Mme de Staël faisait également de la mauvaise critique quand elle écrivait : « Fénelon accorde ensemble les sentiments doux et purs avec les images qui doivent leur appartenir ; Bossuet les pensées philosophiques avec les tableaux imposants qui leur conviennent ; Rousseau les passions du cœur avec les effets de la nature qui les rappellent ; Montesquieu est bien près, surtout dans le dialogue d’Eucrate et de Sylla, de réunir toutes les qualités du style, l’enchaînement des idées, la profondeur des sentiments et la force des images. On trouve dans ce dialogue ce que les grandes pensées ont d’autorité et d’élévation, avec l’expression figurée nécessaire au développement complet de l’aperçu philosophique ; et l’on éprouve, en lisant les belles pages de Montesquieu, non l’attendrissement ou l’ivresse que l’éloquence passionnée doit faire naître, mais l’émotion que cause ce qui est admirable en tout genre, l’émotion que les étrangers ressentent quand ils entrent pour la première fois dans Saint-Pierre de Rome et qu’ils découvrent à chaque instant une nouvelle beauté, qu’absorbaient pour ainsi dire la perfection et l’effet imposant de l’ensemble[84]. »
[84] Cité par Raynaud, Manuel du style, p. 362.
On voit l’insignifiance de pareils jugements. Pourquoi louerait-on chez Montesquieu plutôt que chez Buffon, Bossuet ou Rousseau, « l’enchaînement des idées, la profondeur des sentiments, la force des images, l’autorité, l’élévation, l’éloquence passionnée » ? etc.
CHAPITRE IX
Ce que doit être la critique littéraire
(Suite)
Les difficultés de la critique. — L’envahissement des livres. — Comment juger un livre. — Un devoir d’élèves. — La critique irascible. — Les critiques à lire : Sainte-Beuve, Jules Lemaître, Émile Faguet, Philarète Chasles, Gustave Planche, Vacquerie. — George Sand et la critique. — Les enseignements de la critique.
La vérité, c’est que la Critique est un art très difficile, qui exige non seulement une tournure d’esprit spéciale, mais beaucoup de culture et de goût. On s’étonne que le premier venu puisse se croire capable d’apprécier un roman ou une pièce de théâtre, sans avoir jamais fait du roman ni du théâtre. Pour être réellement bon juge, ne faudrait-il pas avoir mis soi-même la main à la pâte, comme le voulait Flaubert ?
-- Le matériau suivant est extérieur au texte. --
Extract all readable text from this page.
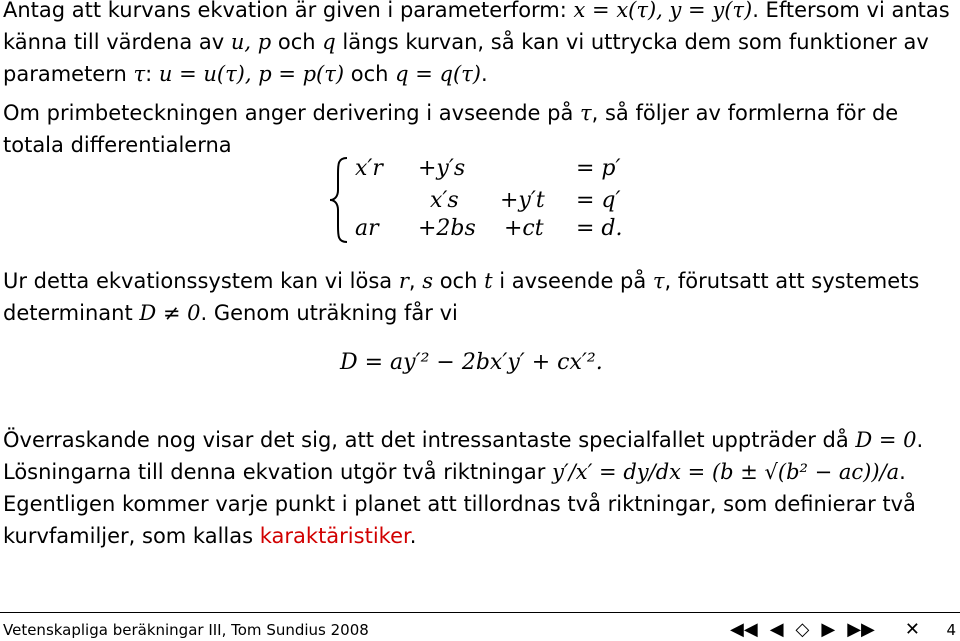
Antag att kurvans ekvation är given i parameterform: x = x(τ), y = y(τ). Eftersom vi antas känna till värdena av u, p och q längs kurvan, så kan vi uttrycka dem som funktioner av parametern τ: u = u(τ), p = p(τ) och q = q(τ).
Om primbeteckningen anger derivering i avseende på τ, så följer av formlerna för de totala differentialerna
x′r +y′s	= p′
x′s +y′t = q′
ar +2bs +ct = d.
Ur detta ekvationssystem kan vi lösa r, s och t i avseende på τ, förutsatt att systemets determinant D ≠ 0. Genom uträkning får vi
D = ay′² − 2bx′y′ + cx′².
Överraskande nog visar det sig, att det intressantaste specialfallet uppträder då D = 0. Lösningarna till denna ekvation utgör två riktningar y′/x′ = dy/dx = (b ± √(b² − ac))/a. Egentligen kommer varje punkt i planet att tillordnas två riktningar, som definierar två kurvfamiljer, som kallas karaktäristiker.
Vetenskapliga beräkningar III, Tom Sundius 2008	◀◀ ◀ ◇ ▶ ▶▶ ✕ 4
Tout bien réfléchi, je ne le crois pas. La compétence technique a aussi ses inconvénients. Les gens du métier sont injustes pour leurs rivaux. On se heurte aux antagonismes d’écoles et de procédés. « Si on est soi-même producteur et artiste, dit Sainte-Beuve, on a un goût décidé qui atteint vite la restriction ; on a son œuvre propre derrière soi ; on ne perd jamais de vue ce clocher-là. » Et Sainte-Beuve conclut en disant : « Pour être un grand critique, le plus sûr serait de n’avoir jamais concouru, en aucune branche, sur aucune partie de l’art. » Les deux théories peuvent se défendre. Sainte-Beuve n’a pas été plus mauvais critique pour avoir écrit Volupté et Joseph Delorme, et Gœthe fut à la fois bon auteur et bon critique.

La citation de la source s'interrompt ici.